Perhaps this also has to do with Google's familiarity: for many years it has been the default search engine for many people, and ChatGPT is seen as a less credible option because of the hallicinations that occur in AI. Moreover, it is not 100% excluded that ChatGPT will show sponsored ads in the future as well, according to the OpenAI spokesperson. ChatGPT offers paid, better versions to users and attracts many investors, yet the question remains whether this is enough to keep ChatGPT running. To continue funding the data centers and massive amounts of electricity needed for ChatGPT, piles of money are needed - such as ad revenue.
What e-commerce is going to do
Okay, so ChatGPT hasn't knocked Google off its throne. But it's definitely going to play a role in e-commerce. What are the implications of that? How do you capitalize on that as an entrepreneur? Because of the conversational element ChatGPT offers, the messy middle (the chaotic customer journey from first impression to final purchase) is going to look completely different. ChatGPT can actually clean it up: by having conversations with ChatGPT, consumers have an online personal shopper, so to speak, who only shows relevant products and gives advice. Distracting elements, such as sponsored ads or upsells disappear from the customer journey.

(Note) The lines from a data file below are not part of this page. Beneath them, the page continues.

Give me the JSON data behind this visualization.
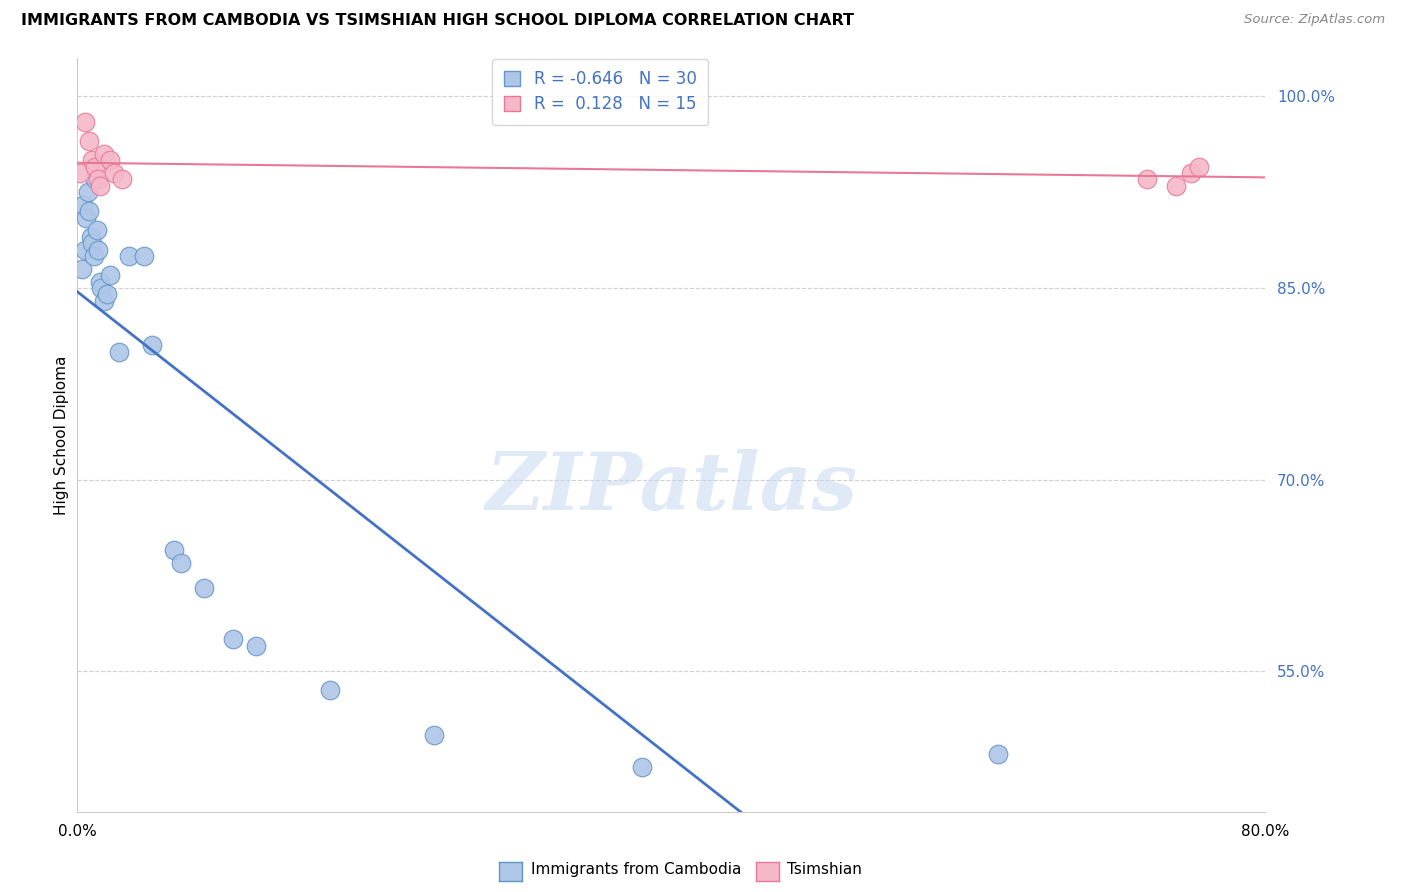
{
  "title": "IMMIGRANTS FROM CAMBODIA VS TSIMSHIAN HIGH SCHOOL DIPLOMA CORRELATION CHART",
  "source": "Source: ZipAtlas.com",
  "ylabel": "High School Diploma",
  "legend_label_blue": "Immigrants from Cambodia",
  "legend_label_pink": "Tsimshian",
  "legend_R_blue": "-0.646",
  "legend_N_blue": "30",
  "legend_R_pink": " 0.128",
  "legend_N_pink": "15",
  "blue_fill": "#aec6e8",
  "pink_fill": "#f5b8c8",
  "blue_edge": "#6496c8",
  "pink_edge": "#e87898",
  "blue_line_color": "#4472c4",
  "pink_line_color": "#e87898",
  "blue_dots_x": [
    0.3,
    0.4,
    0.5,
    0.6,
    0.7,
    0.8,
    0.9,
    1.0,
    1.1,
    1.2,
    1.3,
    1.4,
    1.5,
    1.6,
    1.8,
    2.0,
    2.2,
    2.8,
    3.5,
    4.5,
    5.0,
    6.5,
    7.0,
    8.5,
    10.5,
    12.0,
    17.0,
    24.0,
    38.0,
    62.0
  ],
  "blue_dots_y": [
    86.5,
    91.5,
    88.0,
    90.5,
    92.5,
    91.0,
    89.0,
    88.5,
    87.5,
    93.5,
    89.5,
    88.0,
    85.5,
    85.0,
    84.0,
    84.5,
    86.0,
    80.0,
    87.5,
    87.5,
    80.5,
    64.5,
    63.5,
    61.5,
    57.5,
    57.0,
    53.5,
    50.0,
    47.5,
    48.5
  ],
  "pink_dots_x": [
    0.2,
    0.5,
    0.8,
    1.0,
    1.2,
    1.4,
    1.5,
    1.8,
    2.2,
    2.5,
    3.0,
    72.0,
    74.0,
    75.0,
    75.5
  ],
  "pink_dots_y": [
    94.0,
    98.0,
    96.5,
    95.0,
    94.5,
    93.5,
    93.0,
    95.5,
    95.0,
    94.0,
    93.5,
    93.5,
    93.0,
    94.0,
    94.5
  ],
  "xlim": [
    0,
    80
  ],
  "ylim": [
    44,
    103
  ],
  "right_yticks": [
    55.0,
    70.0,
    85.0,
    100.0
  ],
  "right_ytick_labels": [
    "55.0%",
    "70.0%",
    "85.0%",
    "100.0%"
  ],
  "watermark_text": "ZIPatlas",
  "watermark_color": "#c8d8f0",
  "background_color": "#ffffff",
  "grid_color": "#d0d0d0"
}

ChatGPT calculates what is the best product for the customer based on an unimaginable number of data points. For ChatGPT to show your product, you need to make the metadata clearly visible and well-structured. The more information you provide about a product (color, size, price etcetera), the more likely ChatGPT will "understand" your product and show it to the user. Giving as accurate information as possible is a solution that we also mentioned earlier for SEO for Google Generative AI Integration. In that respect, it does not matter much whether Google or OpenAI/ChatGPT becomes the Shopping Champion: the solution for entrepreneurs is in the same direction.
A new messy middle?
ChatGPT as a possible shopping assistant for consumers presents interesting challenges. Let's stay with fashion as an example. Since ChatGPT's recommendations are going to be based on user preferences, there won't be innovative, surprising recommendations. ChatGPT then plays it completely safe. In practice, this is more advantageous for established brands with lots of metadata and reviews. Smaller, start-up brands have difficulty getting in there. The result: a kind of monoculture, where ChatGPT only allows existing trends to come back and new discoveries lose out. If your own taste in clothes changes, ChatGPT is less useful. All recommendations are then based on your "previous" taste. AI platforms specializing in a particular niche (such as Daydream for fashion) mix personal preferences with knowledge from a particular industry.
Thus, a future may emerge where ChatGPT is a search tool for the general public, and specialized AI solutions are popular among enthusiasts and connoisseurs of an industry. You almost forget that Google also exists. This seems the perfect breeding ground for a new messy middle: the customer journey to a product is streamlined by AI, but the starting point of that customer journey? A new customer journey is emerging for that, with users deciding which platform to use for product research.